Si une alliance de droite emmenée par le Rassemblement national l’emporte, une cohabitation avec le président Macron est-elle possible ?

Depuis que Charles de Gaulle a fondé la Ve République en 1958, il n’y a eu que trois cohabitations. La première opposait le président socialiste François Mitterrand au Premier ministre gaulliste Jacques Chirac de 1986 à 1988. La seconde opposait Mitterrand au Premier ministre conservateur Edouard Balladur de 1993 à 1995. La plus longue opposait le président gaulliste de centre droit Jacques Chirac à le premier ministre socialiste Lionel Jospin, de 1997 à 2002. Même si de tels arrangements comportent toujours un risque de paralysie politique, les présidents et premiers ministres centristes ont trouvé les moyens de le faire fonctionner, même en dépit de situations parfois délicates, comme lorsque Chirac et Jospin ont tous deux été élus. a insisté pour avoir une présidence lors des réunions au sommet international.

Si le Rassemblement national (extrême droite) remporte la majorité absolue ou parvient à former une coalition gouvernementale avec les Républicains (centre-droit), Macron n’aura d’autre choix que de nommer Bardella Premier ministre et de lui confier la formation d’un gouvernement.

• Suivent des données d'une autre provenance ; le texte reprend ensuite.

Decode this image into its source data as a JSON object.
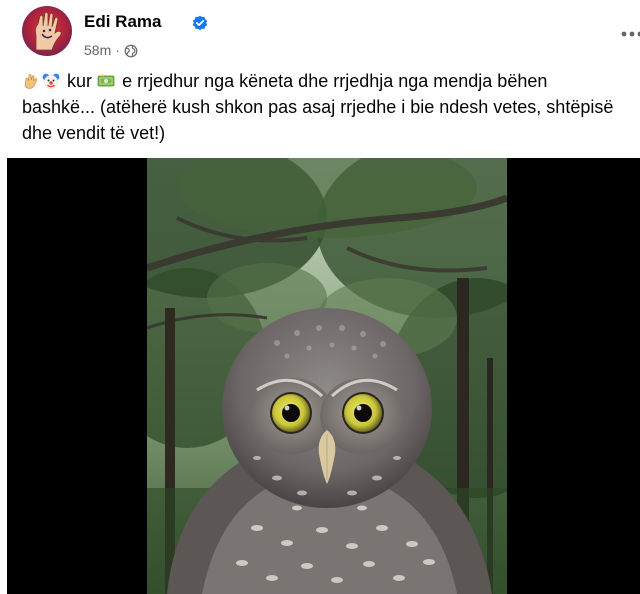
{
  "post": {
    "author": "Edi Rama",
    "timestamp": "58m",
    "separator": "·",
    "audience_icon": "globe-icon",
    "verified_icon": "verified-badge-icon",
    "more_icon": "more-options-icon",
    "caption_emojis": [
      "hand-emoji",
      "clown-face-emoji",
      "money-emoji"
    ],
    "caption_part1": "kur",
    "caption_part2": "e rrjedhur nga këneta dhe rrjedhja nga mendja bëhen bashkë... (atëherë kush shkon pas asaj rrjedhe i bie ndesh vetes, shtëpisë dhe vendit të vet!)"
  },
  "colors": {
    "verified_blue": "#1877f2",
    "meta_gray": "#65676b",
    "text": "#050505",
    "media_background": "#000000"
  }
}
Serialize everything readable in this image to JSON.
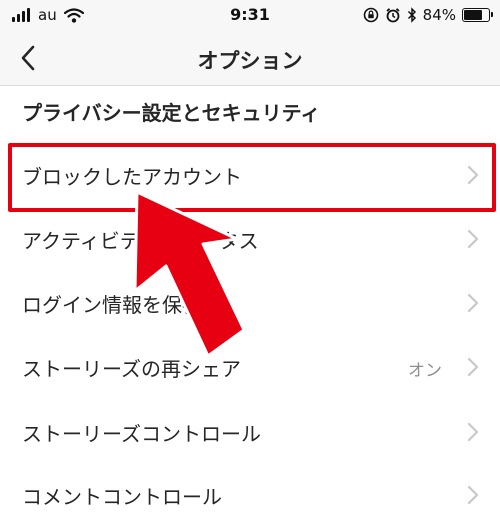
{
  "status_bar": {
    "carrier": "au",
    "time": "9:31",
    "battery_percent": "84%",
    "battery_level": 0.84
  },
  "nav": {
    "title": "オプション"
  },
  "section": {
    "title": "プライバシー設定とセキュリティ"
  },
  "menu_items": [
    {
      "label": "ブロックしたアカウント",
      "value": ""
    },
    {
      "label": "アクティビティステータス",
      "value": ""
    },
    {
      "label": "ログイン情報を保存",
      "value": ""
    },
    {
      "label": "ストーリーズの再シェア",
      "value": "オン"
    },
    {
      "label": "ストーリーズコントロール",
      "value": ""
    },
    {
      "label": "コメントコントロール",
      "value": ""
    }
  ],
  "colors": {
    "highlight": "#e60012",
    "chevron": "#c7c7cc",
    "text": "#262626",
    "secondary_text": "#8e8e8e"
  },
  "icons": {
    "back": "chevron-left-icon",
    "row": "chevron-right-icon",
    "annotation": "red-arrow-icon"
  }
}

Macron pourra toujours présider les réunions du Conseil des ministres, mais en pratique, il n’aura pas la même influence sur elles que si son parti et les députés contrôlaient l’Assemblée nationale. Macron aura le pouvoir de nuisance, ce qui signifie qu’il pourra contrecarrer le gouvernement en refusant de signer des décrets et des ordonnances. Il pourra également dissoudre le Parlement, mais il devra attendre au moins un an pour le faire, et il y a toujours un risque qu’une telle mesure se retourne contre lui en donnant au gouvernement une majorité encore plus importante.

Les élections françaises sont les premières d’une série de trois élections qui impliquent les piliers de l’alliance transatlantique que sont la France, les États-Unis et le Royaume-Uni. Le vote français sera-t-il le signe avant-coureur de changements plus vastes aux États-Unis et au Royaume-Uni ?

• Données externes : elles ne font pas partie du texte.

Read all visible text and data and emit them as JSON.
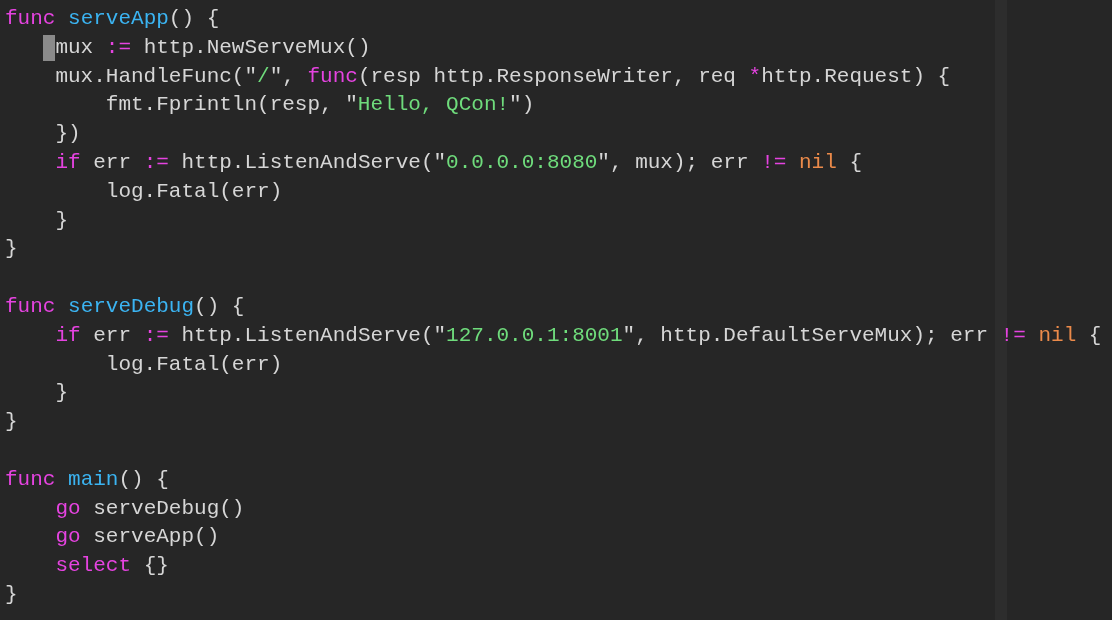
{
  "editor": {
    "lines": [
      {
        "cursor": false,
        "tokens": [
          {
            "kind": "keyword",
            "text": "func"
          },
          {
            "kind": "function",
            "text": " serveApp"
          },
          {
            "kind": "plain",
            "text": "() {"
          }
        ],
        "children": [
          {
            "cursor": true,
            "tokens": [
              {
                "kind": "plain",
                "text": "mux "
              },
              {
                "kind": "keyword",
                "text": ":="
              },
              {
                "kind": "plain",
                "text": " http.NewServeMux()"
              }
            ]
          },
          {
            "cursor": false,
            "tokens": [
              {
                "kind": "plain",
                "text": "mux.HandleFunc(\""
              },
              {
                "kind": "string",
                "text": "/"
              },
              {
                "kind": "plain",
                "text": "\", "
              },
              {
                "kind": "keyword",
                "text": "func"
              },
              {
                "kind": "plain",
                "text": "(resp http.ResponseWriter, req "
              },
              {
                "kind": "keyword",
                "text": "*"
              },
              {
                "kind": "plain",
                "text": "http.Request) {"
              }
            ],
            "children": [
              {
                "cursor": false,
                "tokens": [
                  {
                    "kind": "plain",
                    "text": "fmt.Fprintln(resp, \""
                  },
                  {
                    "kind": "string",
                    "text": "Hello, QCon!"
                  },
                  {
                    "kind": "plain",
                    "text": "\")"
                  }
                ]
              }
            ]
          },
          {
            "cursor": false,
            "tokens": [
              {
                "kind": "plain",
                "text": "})"
              }
            ]
          },
          {
            "cursor": false,
            "tokens": [
              {
                "kind": "keyword",
                "text": "if"
              },
              {
                "kind": "plain",
                "text": " err "
              },
              {
                "kind": "keyword",
                "text": ":="
              },
              {
                "kind": "plain",
                "text": " http.ListenAndServe(\""
              },
              {
                "kind": "string",
                "text": "0.0.0.0:8080"
              },
              {
                "kind": "plain",
                "text": "\", mux); err "
              },
              {
                "kind": "keyword",
                "text": "!="
              },
              {
                "kind": "constant",
                "text": " nil"
              },
              {
                "kind": "plain",
                "text": " {"
              }
            ],
            "children": [
              {
                "cursor": false,
                "tokens": [
                  {
                    "kind": "plain",
                    "text": "log.Fatal(err)"
                  }
                ]
              }
            ]
          },
          {
            "cursor": false,
            "tokens": [
              {
                "kind": "plain",
                "text": "}"
              }
            ]
          }
        ]
      },
      {
        "cursor": false,
        "tokens": [
          {
            "kind": "plain",
            "text": "}"
          }
        ]
      },
      {
        "cursor": false
      },
      {
        "cursor": false,
        "tokens": [
          {
            "kind": "keyword",
            "text": "func"
          },
          {
            "kind": "function",
            "text": " serveDebug"
          },
          {
            "kind": "plain",
            "text": "() {"
          }
        ],
        "children": [
          {
            "cursor": false,
            "tokens": [
              {
                "kind": "keyword",
                "text": "if"
              },
              {
                "kind": "plain",
                "text": " err "
              },
              {
                "kind": "keyword",
                "text": ":="
              },
              {
                "kind": "plain",
                "text": " http.ListenAndServe(\""
              },
              {
                "kind": "string",
                "text": "127.0.0.1:8001"
              },
              {
                "kind": "plain",
                "text": "\", http.DefaultServeMux); err "
              },
              {
                "kind": "keyword",
                "text": "!="
              },
              {
                "kind": "constant",
                "text": " nil"
              },
              {
                "kind": "plain",
                "text": " {"
              }
            ],
            "children": [
              {
                "cursor": false,
                "tokens": [
                  {
                    "kind": "plain",
                    "text": "log.Fatal(err)"
                  }
                ]
              }
            ]
          },
          {
            "cursor": false,
            "tokens": [
              {
                "kind": "plain",
                "text": "}"
              }
            ]
          }
        ]
      },
      {
        "cursor": false,
        "tokens": [
          {
            "kind": "plain",
            "text": "}"
          }
        ]
      },
      {
        "cursor": false
      },
      {
        "cursor": false,
        "tokens": [
          {
            "kind": "keyword",
            "text": "func"
          },
          {
            "kind": "function",
            "text": " main"
          },
          {
            "kind": "plain",
            "text": "() {"
          }
        ],
        "children": [
          {
            "cursor": false,
            "tokens": [
              {
                "kind": "keyword",
                "text": "go"
              },
              {
                "kind": "plain",
                "text": " serveDebug()"
              }
            ]
          },
          {
            "cursor": false,
            "tokens": [
              {
                "kind": "keyword",
                "text": "go"
              },
              {
                "kind": "plain",
                "text": " serveApp()"
              }
            ]
          },
          {
            "cursor": false,
            "tokens": [
              {
                "kind": "keyword",
                "text": "select"
              },
              {
                "kind": "plain",
                "text": " {}"
              }
            ]
          }
        ]
      },
      {
        "cursor": false,
        "tokens": [
          {
            "kind": "plain",
            "text": "}"
          }
        ]
      }
    ]
  }
}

Il est assez frappant que les trois prototypes de systèmes modernes de gouvernement démocratique – le système présidentiel américain, le système parlementaire britannique et le système semi-présidentiel français – puissent connaître des transformations politiques majeures en l’espace de six mois. Le Royaume-Uni est sur le point de mettre fin à quatorze années d’un gouvernement conservateur souvent chaotique en votant le 4 juillet pour un gouvernement travailliste dirigé par Keir Starmer, tandis que les États-Unis décideront le 5 novembre s’ils doivent ramener la présidence également chaotique de Donald. Atout. S’il est élu, Trump pourrait éroder davantage les normes démocratiques telles que l’État de droit et l’indépendance du pouvoir judiciaire.

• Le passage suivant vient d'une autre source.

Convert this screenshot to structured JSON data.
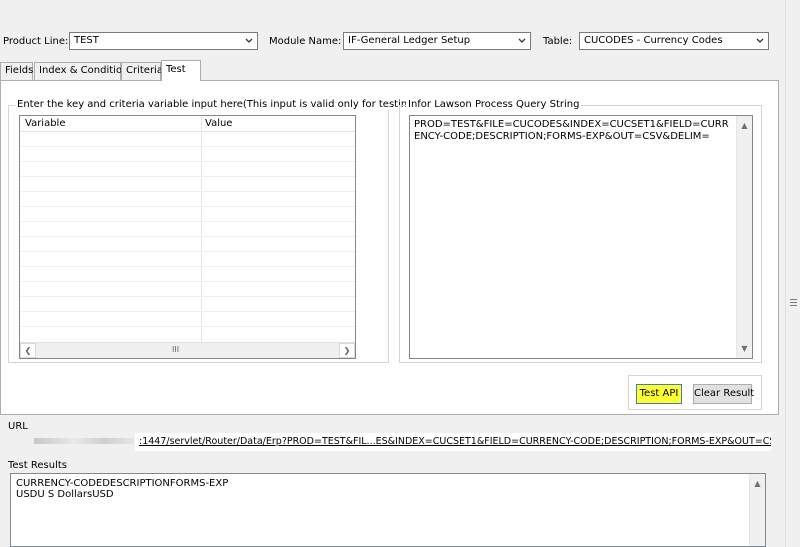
{
  "header": {
    "product_line_label": "Product Line:",
    "product_line_value": "TEST",
    "module_name_label": "Module Name:",
    "module_name_value": "IF-General Ledger Setup",
    "table_label": "Table:",
    "table_value": "CUCODES - Currency Codes"
  },
  "tabs": [
    {
      "label": "Fields",
      "active": false
    },
    {
      "label": "Index & Condition",
      "active": false
    },
    {
      "label": "Criteria",
      "active": false
    },
    {
      "label": "Test",
      "active": true
    }
  ],
  "variables_group": {
    "title": "Enter the key and criteria variable input here(This input is valid only for testing the API)",
    "columns": [
      "Variable",
      "Value"
    ],
    "rows": [],
    "scroll_thumb": "III"
  },
  "query_group": {
    "title": "Infor Lawson Process Query String",
    "text": "PROD=TEST&FILE=CUCODES&INDEX=CUCSET1&FIELD=CURRENCY-CODE;DESCRIPTION;FORMS-EXP&OUT=CSV&DELIM="
  },
  "buttons": {
    "test_api": "Test API",
    "clear_result": "Clear Result"
  },
  "url_section": {
    "label": "URL",
    "value": ":1447/servlet/Router/Data/Erp?PROD=TEST&FIL...ES&INDEX=CUCSET1&FIELD=CURRENCY-CODE;DESCRIPTION;FORMS-EXP&OUT=CSV&DELIM="
  },
  "results_section": {
    "label": "Test Results",
    "lines": [
      "CURRENCY-CODEDESCRIPTIONFORMS-EXP",
      "USDU S DollarsUSD"
    ]
  },
  "colors": {
    "highlight_button": "#ffff33",
    "panel_background": "#ffffff",
    "window_background": "#f0f0f0"
  }
}
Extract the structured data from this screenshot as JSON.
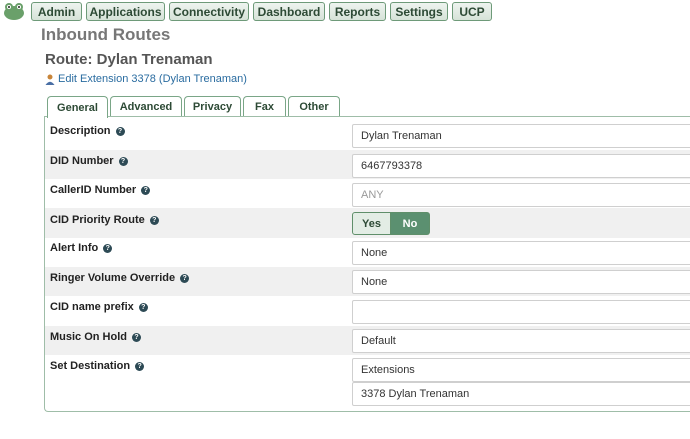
{
  "nav": {
    "items": [
      {
        "label": "Admin"
      },
      {
        "label": "Applications"
      },
      {
        "label": "Connectivity"
      },
      {
        "label": "Dashboard"
      },
      {
        "label": "Reports"
      },
      {
        "label": "Settings"
      },
      {
        "label": "UCP"
      }
    ]
  },
  "header": {
    "page_title": "Inbound Routes",
    "route_title": "Route: Dylan Trenaman",
    "edit_link": "Edit Extension 3378 (Dylan Trenaman)"
  },
  "tabs": [
    {
      "label": "General",
      "active": true
    },
    {
      "label": "Advanced"
    },
    {
      "label": "Privacy"
    },
    {
      "label": "Fax"
    },
    {
      "label": "Other"
    }
  ],
  "form": {
    "description": {
      "label": "Description",
      "value": "Dylan Trenaman"
    },
    "did_number": {
      "label": "DID Number",
      "value": "6467793378"
    },
    "callerid_number": {
      "label": "CallerID Number",
      "placeholder": "ANY"
    },
    "cid_priority": {
      "label": "CID Priority Route",
      "yes": "Yes",
      "no": "No",
      "selected": "No"
    },
    "alert_info": {
      "label": "Alert Info",
      "value": "None"
    },
    "ringer_volume": {
      "label": "Ringer Volume Override",
      "value": "None"
    },
    "cid_prefix": {
      "label": "CID name prefix",
      "value": ""
    },
    "music_on_hold": {
      "label": "Music On Hold",
      "value": "Default"
    },
    "set_destination": {
      "label": "Set Destination",
      "type": "Extensions",
      "target": "3378 Dylan Trenaman"
    }
  },
  "colors": {
    "accent": "#5b9070",
    "nav_border": "#6e9a79",
    "link": "#2a6ca0"
  },
  "icons": {
    "logo": "frog-logo-icon",
    "help": "help-icon",
    "user": "user-icon"
  }
}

L’expérience potentielle de la France avec un gouvernement d’extrême droite contrôlé par un président centriste n’est pas un signe avant-coureur de changements plus larges qui se produiraient dans les autres pays, malgré la dynamique électorale similaire en jeu dans les trois pays. Il s’agit notamment des inquiétudes concernant la hausse du coût de la vie, du sentiment anti-immigration croissant et de la lassitude à l’égard des nombreuses politiques de lutte contre le changement climatique, notamment le passage aux énergies renouvelables et l’imposition de réglementations environnementales dans le secteur agricole. Les trois pays manifestent de la même manière des modes de vote qui divisent la population entre zones urbaines et rurales, classes sociales et générations. Le principal facteur qui unit les trois, cependant, est un sentiment clairement anti-président sortant, ce qui n’augure rien de bon pour les chances de réélection du président américain Joe Biden face à Donald Trump cet automne.